SEC Charges Adviser With Fraud Tied to “Death Puts”
The Commission’s enforcement division and inspectors at OCIE continue to work closely and have developed a series of cases in recent months. One of the more unusual proceeding spawned through this relationship is the action involving a hedge fund, its owner and “death puts.” In the Matter of Donald F. Lathen, Jr., Adm. Proc. File No. 3-17387 (August 15, 2016).
Respondents in the proceeding are: Mr. Lathen, Eden Arch Capital Management, LLC and Eden Arc Capital Advisers. Mr. Lathen is the sole owner, control person, CEO and CFO of Capital Management, a registered investment adviser between October 31, 2012 and February 23, 2016. Capital Advisors is owned by Mr. Lathen. It receives incentive fees. The firm’s general partner is Eden Arc Capital Partners, L.P., a pooled investment vehicle created by Mr. Lathen.
In March 2011 Mr. Lathen began obtaining subscriptions for Capital Partners or the Fund. Its investment strategy centered on acquiring medium and long term bonds and certificates of deposit that had “survivor options” or “death puts.” Investments wee thus on fixed income securities that could be sold back to the issuers – the put – at par plus interest in the death of the holder. By acquiring the instruments at a discount and selling them back at par plus interest the Fund hoped to profit.
Key to the strategy was acquiring the instruments in joint accounts so that the death put could be exercised promptly. To implement this strategy Mr. Lathen began signing up terminally ill Participants. The Fund paid them $10,000 each to become a joint owner of the securities. While the securities were obtained for the Fund, the joint interests were titled to the Participant and either Mr. Lathen or a designated person as a nominee for the Fund. This is because only a natural person could hold the death put. Accordingly, appropriate documents were executed designating Mr. Lathen and others as nominees for the Fund.
Over 60 Participants signed up. Since May 2011 the Fund has purchased about 2350 instruments from dozens of issuers through joint accounts in the name of the Participant and Mr. Lathen or the nominee. To exercise the death benefits Mr. Lathen or the nominee had to assert the claim with the issuer in their name and complete the necessary documentation, representing that they personally were entitled to the death benefit. In fact those representations were false since the Fund acquired the rights and at all times accounted for them in their books and records and financial statements.

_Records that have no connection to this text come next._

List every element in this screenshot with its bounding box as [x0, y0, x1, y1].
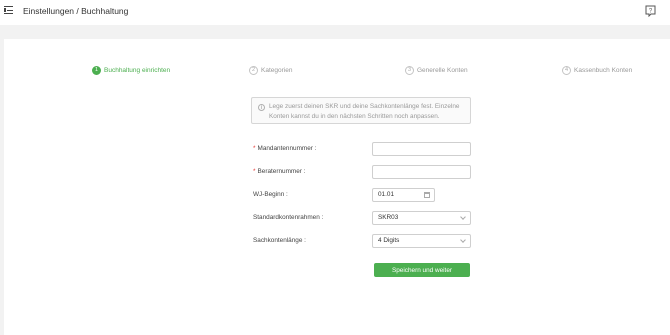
standardkontenrahmen-label: Standardkontenrahmen :	[253, 214, 324, 221]
step-number: 2	[249, 65, 258, 75]
wj-beginn-datepicker[interactable]: 01.01	[372, 188, 435, 202]
step-label: Kassenbuch Konten	[574, 66, 633, 74]
page-title: Einstellungen / Buchhaltung	[23, 6, 129, 16]
chevron-down-icon	[460, 237, 466, 243]
sachkontenlaenge-select[interactable]: 4 Digits	[372, 234, 471, 248]
wj-beginn-label: WJ-Beginn :	[253, 191, 288, 198]
top-bar: Einstellungen / Buchhaltung ?	[0, 0, 670, 25]
mandantennummer-label: * Mandantennummer :	[253, 145, 316, 152]
standardkontenrahmen-select[interactable]: SKR03	[372, 211, 471, 225]
beraternummer-label-text: Beraternummer :	[257, 168, 306, 175]
info-icon: i	[258, 104, 265, 111]
step-number: 3	[405, 65, 414, 75]
sachkontenlaenge-value: 4 Digits	[378, 237, 400, 244]
info-box: i Lege zuerst deinen SKR und deine Sachk…	[251, 97, 471, 124]
sachkontenlaenge-label: Sachkontenlänge :	[253, 237, 306, 244]
mandantennummer-input[interactable]	[372, 142, 471, 156]
required-marker: *	[253, 145, 256, 152]
step-label: Buchhaltung einrichten	[104, 66, 171, 74]
menu-collapse-icon[interactable]	[4, 6, 14, 15]
wj-beginn-value: 01.01	[378, 191, 394, 198]
step-number: 1	[92, 65, 101, 75]
beraternummer-label: * Beraternummer :	[253, 168, 305, 175]
step-buchhaltung-einrichten[interactable]: 1 Buchhaltung einrichten	[92, 65, 170, 75]
calendar-icon[interactable]	[424, 192, 430, 198]
step-kategorien[interactable]: 2 Kategorien	[249, 65, 292, 75]
required-marker: *	[253, 168, 256, 175]
save-and-continue-button[interactable]: Speichern und weiter	[374, 263, 470, 277]
step-label: Kategorien	[261, 66, 293, 74]
step-generelle-konten[interactable]: 3 Generelle Konten	[405, 65, 468, 75]
svg-text:?: ?	[649, 8, 653, 14]
beraternummer-input[interactable]	[372, 165, 471, 179]
step-number: 4	[562, 65, 571, 75]
step-kassenbuch-konten[interactable]: 4 Kassenbuch Konten	[562, 65, 632, 75]
standardkontenrahmen-value: SKR03	[378, 214, 399, 221]
mandantennummer-label-text: Mandantennummer :	[257, 145, 317, 152]
step-label: Generelle Konten	[417, 66, 468, 74]
help-question-icon[interactable]: ?	[645, 5, 656, 17]
settings-card	[4, 39, 670, 335]
chevron-down-icon	[460, 214, 466, 220]
info-text: Lege zuerst deinen SKR und deine Sachkon…	[269, 103, 460, 120]
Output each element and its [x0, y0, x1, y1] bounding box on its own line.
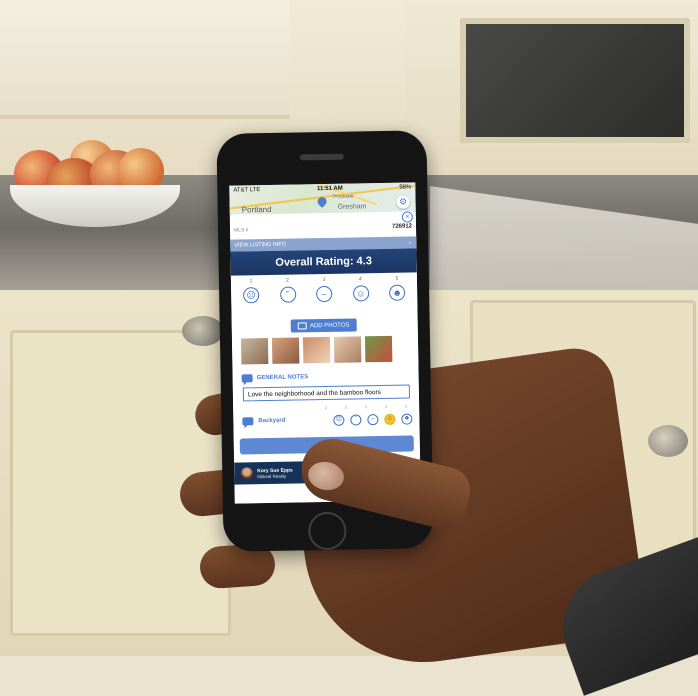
chat-icon: [241, 374, 253, 383]
camera-icon: [297, 322, 308, 330]
photo-thumbnail[interactable]: [271, 337, 300, 364]
mls-row: MLS # 726912: [234, 223, 412, 234]
settings-icon[interactable]: ⚙: [396, 195, 410, 209]
grin-face-icon: ☻: [389, 284, 406, 301]
chevron-down-icon: ⌄: [407, 239, 413, 246]
overall-rating-header: Overall Rating: 4.3: [230, 248, 417, 276]
mls-label: MLS #: [234, 227, 249, 234]
category-label: Backyard: [258, 417, 286, 425]
rating-number: 1: [249, 278, 253, 285]
overall-rating-text: Overall Rating: 4.3: [275, 255, 373, 269]
category-rating: ☹ ˘ – ☺ ☻: [333, 412, 413, 426]
rating-option-5[interactable]: 5 ☻: [383, 275, 412, 311]
photo-thumbnail[interactable]: [240, 337, 269, 365]
carrier-label: AT&T LTE: [233, 187, 261, 194]
grin-face-icon[interactable]: ☻: [401, 412, 413, 425]
general-notes-header: GENERAL NOTES: [241, 372, 309, 383]
category-scale-numbers: 1 2 3 4 5: [319, 403, 413, 410]
photo-thumbnail[interactable]: [302, 336, 331, 364]
category-scale-number: 2: [344, 404, 348, 410]
smiley-icon: ☺: [352, 285, 369, 302]
cabinet-knob-left: [182, 316, 224, 346]
drag-handle[interactable]: [230, 213, 416, 216]
rating-option-4[interactable]: 4 ☺: [346, 276, 375, 312]
rating-option-2[interactable]: 2 ˘: [273, 277, 302, 313]
cabinet-knob-right: [648, 425, 688, 457]
general-notes-label: GENERAL NOTES: [256, 374, 309, 382]
notes-text: Love the neighborhood and the bamboo flo…: [247, 388, 381, 398]
rating-number: 4: [358, 276, 362, 283]
neutral-face-icon[interactable]: –: [367, 413, 379, 425]
category-scale-number: 1: [324, 404, 328, 411]
phone-speaker: [299, 153, 344, 161]
agent-company: Nbkeal Reality: [257, 473, 287, 479]
battery-level: 98%: [399, 184, 412, 191]
chat-icon[interactable]: [242, 417, 254, 426]
oven-window: [460, 18, 690, 143]
rating-number: 5: [395, 275, 399, 282]
smiley-icon[interactable]: ☺: [384, 413, 396, 425]
view-listing-label: VIEW LISTING INFO: [234, 241, 287, 249]
neutral-face-icon: –: [316, 285, 333, 303]
mls-number: 726912: [391, 223, 413, 230]
general-notes-field[interactable]: Love the neighborhood and the bamboo flo…: [242, 384, 411, 402]
sad-face-icon: ˘: [279, 286, 296, 303]
close-icon[interactable]: ×: [401, 211, 413, 223]
rating-number: 3: [322, 276, 326, 284]
agent-info: Kory Sue Epps Nbkeal Reality: [257, 467, 293, 479]
rating-scale: 1 ☹ 2 ˘ 3 – 4 ☺ 5 ☻: [237, 275, 412, 314]
category-scale-number: 5: [404, 403, 408, 409]
home-button[interactable]: [307, 511, 347, 551]
photo-thumbnail[interactable]: [333, 336, 362, 363]
avatar: [240, 466, 254, 480]
photo-strip: [240, 335, 411, 365]
photo-thumbnail[interactable]: [364, 335, 393, 363]
very-sad-face-icon: ☹: [243, 287, 260, 304]
add-photos-label: ADD PHOTOS: [309, 322, 350, 329]
category-scale-number: 4: [384, 403, 388, 409]
rating-option-3[interactable]: 3 –: [310, 277, 339, 313]
map-label-gresham: Gresham: [337, 203, 367, 211]
rating-option-1[interactable]: 1 ☹: [237, 278, 266, 314]
upper-cabinet: [0, 0, 290, 119]
sad-face-icon[interactable]: ˘: [350, 413, 362, 426]
clock: 11:51 AM: [316, 185, 343, 193]
add-photos-button[interactable]: ADD PHOTOS: [290, 318, 357, 333]
category-scale-number: 3: [364, 404, 368, 410]
category-row-backyard: Backyard ☹ ˘ – ☺ ☻: [242, 411, 413, 428]
map-label-troutdale: Troutdale: [332, 193, 354, 200]
very-sad-face-icon[interactable]: ☹: [333, 414, 345, 426]
rating-number: 2: [285, 277, 289, 284]
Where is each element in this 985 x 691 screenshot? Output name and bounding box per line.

From inception the Fund has earned over $9.5 million in profits, largely through early redemption of the bonds and CDs held in the joint accounts. In January 2013 Mr. Lathen replaced the documents executed previously regarding the nominee relationship with other agreements that changed his relationship with the Fund to one of borrower. This permitted him to borrow Fund money. The loans could be made on a non-recourse bases at a rate of prime plus three percent.
Respondents have profited from these arrangements by charging management fees that ranged between 0.5% and 2% of AUM. At the same time the instruments were held in joint accounts and were not in the name of the of the Fund or an account that contained only fund assets under its name as agent or trustee for the Fund as required by the Custody Rule.
The Order alleges violations of Securities Act Section 17(a), Exchange Act Section 10(b) and Advisers Act Section 206(4) and Rule 206(4)-2. The proceeding will be set for hearing.